Thursday, 19 October 2017

The maybe island

'Twas a wild and stormy night. The captain gathered his men around him and said, 'Lads, I'm going to tell you a story: 'Twas a wild and stormy night. The captain gathered his men around him…'

On such a night, when seafarers of old would tell stories to calm their fears, an Irish monk called Brendan was facing disaster in the middle of the Atlantic, bobbing in a tiny sailing ship made from ox hides. Accompanying him were seventeen fellow monks, all with hope in their hearts of discovering new heathen lands to convert to the Faith. Or probably by now with hopes of finding any kind of land on which to stretch their legs and catch a few dodos to make a change from stale cheese.

But on this fateful night the monks had fallen silent as the storm grew stronger and giant waves hurled their frail craft into dark canyons that threatened to swallow them. Up in the bows, the lookout held his hand in front of his face to ward off the stinging spray. Suddenly his companions heard him shout above the roar of the wind: 'Land ahoy!'

Rushing forwards they saw a vast, black shape approaching through the gloom. An island! (Cries of 'we're saved', 'thanks be to Providence' and so on.) They managed to steer alongside the island without crashing into it, leaped ashore to a rough, featureless surface and made their ship fast to any protuberances they could find.

By morning the storm was easing and the monks decided to remain on this strangely austere little island for a day or two to recover their strength and make a few repairs to their boat. However, their leader Brendan, a more experienced sailor than the others, soon broke the news that their island was moving. Cruising purposefully through the water, no doubt about it.

The explanation soon became clear. They had landed on a very large whale.

The monks decided to handle this disconcerting development as another manifestation of a benign Providence that was now offering to carry them across the ocean with zero effort.

Their whale proved remarkably tolerant, transporting them for forty days before delivering them safely to a real, solid island.

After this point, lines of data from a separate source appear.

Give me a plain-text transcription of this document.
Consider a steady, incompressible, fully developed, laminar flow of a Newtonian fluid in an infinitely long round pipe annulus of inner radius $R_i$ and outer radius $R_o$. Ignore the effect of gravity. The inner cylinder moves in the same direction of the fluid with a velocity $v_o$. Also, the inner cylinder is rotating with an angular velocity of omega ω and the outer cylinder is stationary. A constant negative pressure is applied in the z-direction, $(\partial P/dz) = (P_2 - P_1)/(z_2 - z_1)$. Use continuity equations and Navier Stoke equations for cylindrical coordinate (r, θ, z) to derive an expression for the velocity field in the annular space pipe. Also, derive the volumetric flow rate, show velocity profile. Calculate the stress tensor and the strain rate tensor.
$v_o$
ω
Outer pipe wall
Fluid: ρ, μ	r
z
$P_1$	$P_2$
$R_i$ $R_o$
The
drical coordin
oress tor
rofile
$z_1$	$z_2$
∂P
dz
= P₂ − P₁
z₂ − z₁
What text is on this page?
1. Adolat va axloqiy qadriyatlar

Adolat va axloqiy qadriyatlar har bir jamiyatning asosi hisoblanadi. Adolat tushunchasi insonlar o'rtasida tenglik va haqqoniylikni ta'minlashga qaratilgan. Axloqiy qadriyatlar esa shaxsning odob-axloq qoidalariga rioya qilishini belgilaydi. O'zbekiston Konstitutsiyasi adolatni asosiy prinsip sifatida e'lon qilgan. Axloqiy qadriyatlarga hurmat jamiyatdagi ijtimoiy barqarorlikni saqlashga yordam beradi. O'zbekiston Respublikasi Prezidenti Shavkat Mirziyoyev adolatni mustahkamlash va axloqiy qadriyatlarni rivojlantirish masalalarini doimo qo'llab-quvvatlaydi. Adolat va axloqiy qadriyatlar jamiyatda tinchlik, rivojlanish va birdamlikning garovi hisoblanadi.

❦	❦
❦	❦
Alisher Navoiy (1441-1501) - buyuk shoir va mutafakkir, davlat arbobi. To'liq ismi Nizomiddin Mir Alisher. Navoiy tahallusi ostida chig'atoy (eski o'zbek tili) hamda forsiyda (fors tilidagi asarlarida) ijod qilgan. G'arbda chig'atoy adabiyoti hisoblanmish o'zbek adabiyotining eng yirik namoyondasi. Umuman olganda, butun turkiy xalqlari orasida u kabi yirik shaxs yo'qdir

And what an island! This time, they found themselves in a land that could have been the long-sought Paradise on Earth, a splendiferous place clothed in lush vegetation where birds trilled, cool water gushed from springs and fish of a thousand colours frolicked in the clear waters around its beaches. They stayed on the island for seven years - and who can blame them? - before tearing themselves away to return to rainy Ireland.

In the centuries that followed, as the intrepid voyagers' story was told and retold, the little paradise they had discovered became known as Saint Brendan's island or, in Spanish, the isla de San Borondón. Those who try to extract grains of truth from ancient legends suggest it may have been the island of La Palma in what are now the Canaries. Or Madeira, or the Azores, or even America, nearly a thousand years before Columbus.

Or perhaps, more tantalisingly, it was the elusive eighth island that for many centuries was believed to exist somewhere west of the seven known Canary Islands. An island that sometimes is there, and sometimes is not…

Walk up to the highest point of La Gomera, the peak of Garajonay, and in the right conditions, in the right frame of mind, perhaps you will glimpse a strange formation of clouds on the western horizon, a vague, fluffy pillow of white mist such as might form above a little island. A gentle island clothed in trees, where spring waters flow, birds sing and imagination takes flight into all kinds of fancies.



Notes for the serious student
There are many versions of the legend of Saint Brendan or San Borondón, who set sail from Ireland in the sixth century AD in a small and flimsy vessel with a variable number of companions. He enjoyed a succession of weird adventures, of which landing on a whale is just one. In some versions they managed to celebrate Mass on the whale's back but it abandoned them soon afterwards. I prefer the version in which the whale is more helpful.

There are also many interpretations of the legend. The association of Brendan with the mythical extra Canary Island is one of those muddles that happens with legends, but it's a seductively attractive notion - an island that comes and goes, perhaps rising only to save sailors lost in the mists or wild weather. Sadly, modern satellite and marine survey techniques make it very easy to disprove this kind of thing, and what a shame that is.

However, the name San Borondón lives on in the Canaries as a usefully emotive tag for hotels, restaurants, apartment blocks and a brand of bottled water. Brendan himself, often known as Saint Brendan the Navigator, is the patron saint of whales and dolphins as well as sailors and travellers in general.

There is, of course, a real eighth Canary Island called La Graciosa, which never disappears but is very small and is normally counted with its larger neighbour, Lanzarote.

The engraving of Brendan's whale was digitised by New York Public Library from an early seventeenth century book by Caspar Plautius, abbot of Seitenstetten in Austria. It's not too accurate in respect of whales, nor of Brendan's boat, but it's the best we can do after all this time.